Nel breve periodo è difficile immaginare un’inversione di tendenza, perché i modelli di punta continueranno a crescere nelle capacità e ad assorbire più risorse per richiesta. Lato offerta, l’arrivo di nuove generazioni di GPU e una maggiore disponibilità di HBM potranno alleviare il vincolo, ma la domanda di calcolo da parte di grandi piattaforme e laboratori rimarrà sostenuta. Nel frattempo, il mercato maturerà verso una segmentazione più netta tra AI “di base”, economica, e AI “di frontiera”, costosa ma riservata ai casi in cui il delta di qualità si traduce in reale vantaggio competitivo.
Per le organizzazioni che devono decidere oggi, la strategia praticabile è mettere a terra l’AI dove crea valore misurabile, riducendo l’ansia da “frontier” e costruendo architetture capaci di sfruttare il meglio dei diversi mondi. Il fine non è vincere un benchmark, ma portare a casa un ROI sostenibile nel tempo.
L’AI non è diventata “cara” per un capriccio dei fornitori, ma perché abbiamo imparato a chiederle molto di più.
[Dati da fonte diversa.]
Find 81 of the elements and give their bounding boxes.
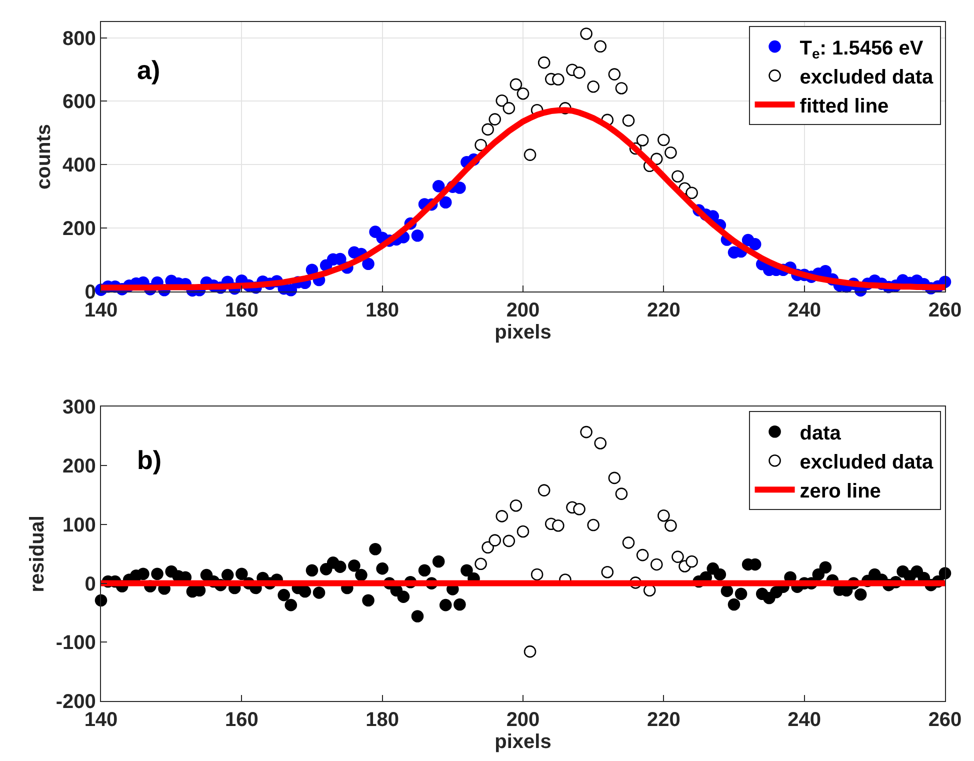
x-tick-label: 180 (366, 300, 400, 322)
point (664, 146, 677, 159)
point (474, 138, 487, 152)
y-tick-label: 0 (84, 573, 96, 596)
point (580, 426, 592, 438)
point (658, 134, 670, 146)
point (524, 148, 536, 161)
point (488, 534, 502, 546)
x-tick-label: 180 (366, 709, 400, 732)
point (672, 550, 684, 563)
point (510, 78, 522, 91)
x-tick-label: 240 (788, 300, 822, 322)
x-tick-label: 220 (646, 300, 680, 322)
x-tick-label: 160 (224, 709, 258, 732)
point (622, 536, 635, 549)
point (658, 509, 670, 522)
point (538, 56, 550, 69)
point (594, 40, 607, 53)
point (636, 134, 649, 146)
point (615, 82, 628, 94)
y-axis-title: counts (33, 124, 56, 190)
x-axis-title: pixels (494, 731, 552, 754)
y-tick-label: 800 (62, 28, 96, 50)
y-tick-label: 200 (62, 218, 96, 240)
point (496, 94, 508, 107)
point (686, 186, 698, 199)
point (594, 437, 607, 450)
legend-label: excluded data (800, 66, 934, 88)
point (587, 518, 600, 532)
x-tick-label: 220 (646, 709, 680, 732)
point (474, 558, 487, 570)
point (587, 80, 600, 93)
annotation: a) (137, 55, 160, 85)
x-tick-label: 240 (788, 709, 822, 732)
legend-label: excluded data (800, 451, 934, 474)
y-tick-label: 400 (62, 154, 96, 177)
y-tick-label: 200 (62, 456, 96, 478)
annotation: b) (137, 445, 162, 475)
y-tick-label: 600 (62, 91, 96, 114)
x-tick-label: 200 (506, 300, 540, 322)
point (496, 510, 508, 522)
point (636, 548, 649, 562)
x-tick-label: 200 (506, 709, 540, 732)
point (672, 170, 684, 183)
point (601, 566, 614, 578)
point (608, 472, 621, 484)
point (510, 499, 522, 512)
x-axis-title: pixels (494, 322, 552, 344)
point (650, 152, 663, 166)
point (615, 488, 628, 500)
point (686, 555, 698, 568)
y-axis-title: residual (26, 516, 48, 592)
legend-label: zero line (800, 480, 881, 502)
point (608, 68, 621, 80)
point (664, 519, 677, 532)
legend-label: fitted line (800, 95, 889, 118)
point (580, 28, 592, 40)
point (530, 568, 544, 581)
y-tick-label: 300 (62, 396, 96, 419)
point (552, 73, 564, 86)
point (552, 519, 564, 532)
point (488, 113, 502, 126)
point (622, 114, 635, 127)
point (502, 102, 516, 114)
x-tick-label: 260 (928, 709, 962, 732)
point (502, 534, 516, 548)
point (573, 502, 586, 516)
point (573, 66, 586, 79)
point (538, 484, 550, 496)
point (482, 123, 494, 136)
legend-label: T$_{e}$: 1.5456 eV (800, 37, 924, 62)
point (524, 645, 536, 658)
point (516, 87, 530, 100)
y-tick-label: 100 (62, 514, 96, 536)
y-tick-label: -100 (56, 632, 96, 654)
point (482, 541, 494, 554)
legend-label: data (800, 422, 842, 444)
x-tick-label: 260 (928, 300, 962, 322)
point (516, 525, 530, 538)
point (650, 558, 663, 571)
x-tick-label: 160 (224, 300, 258, 322)
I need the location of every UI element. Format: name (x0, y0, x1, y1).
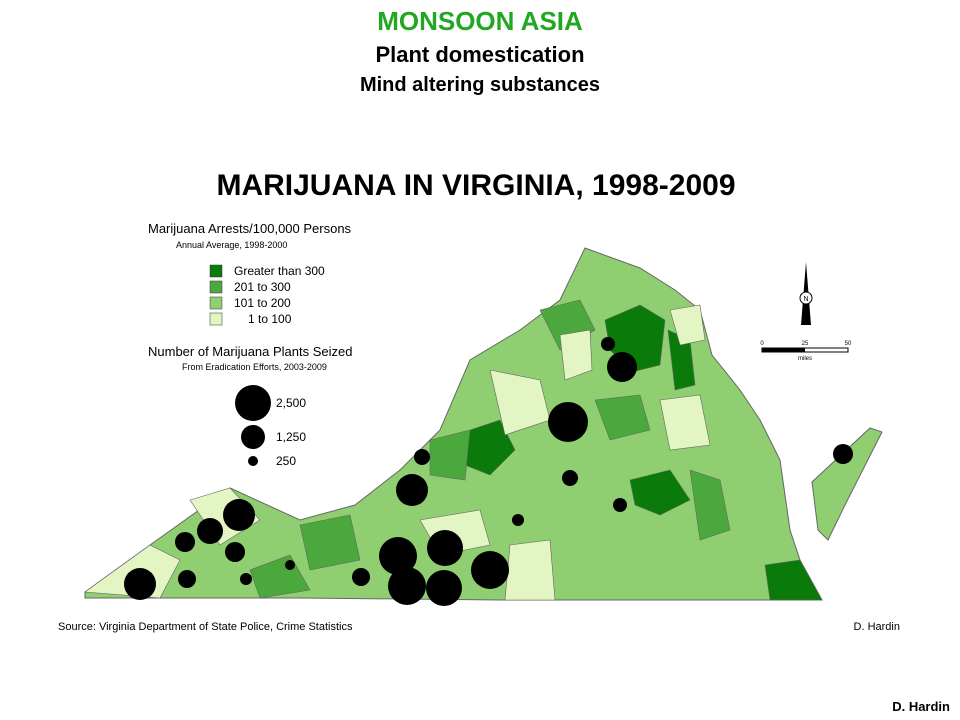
symbol (471, 551, 509, 589)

I modelli ragionano meglio, vedono e ascoltano, orchestrano strumenti e pianificano sequenze di azioni. Tutto questo ha un costo che scorre lungo catene tecniche e fisiche. La buona notizia è che esistono leve per governarlo: scegliere il modello giusto per il compito, progettare pipeline sobrie, usare caching e routing, monitorare costantemente qualità e spesa. La partita dell’AI, oggi, è tanto economica quanto algoritmica. Chi la vince sa dove mettere potenza, e dove invece mettere intelligenza di prodotto.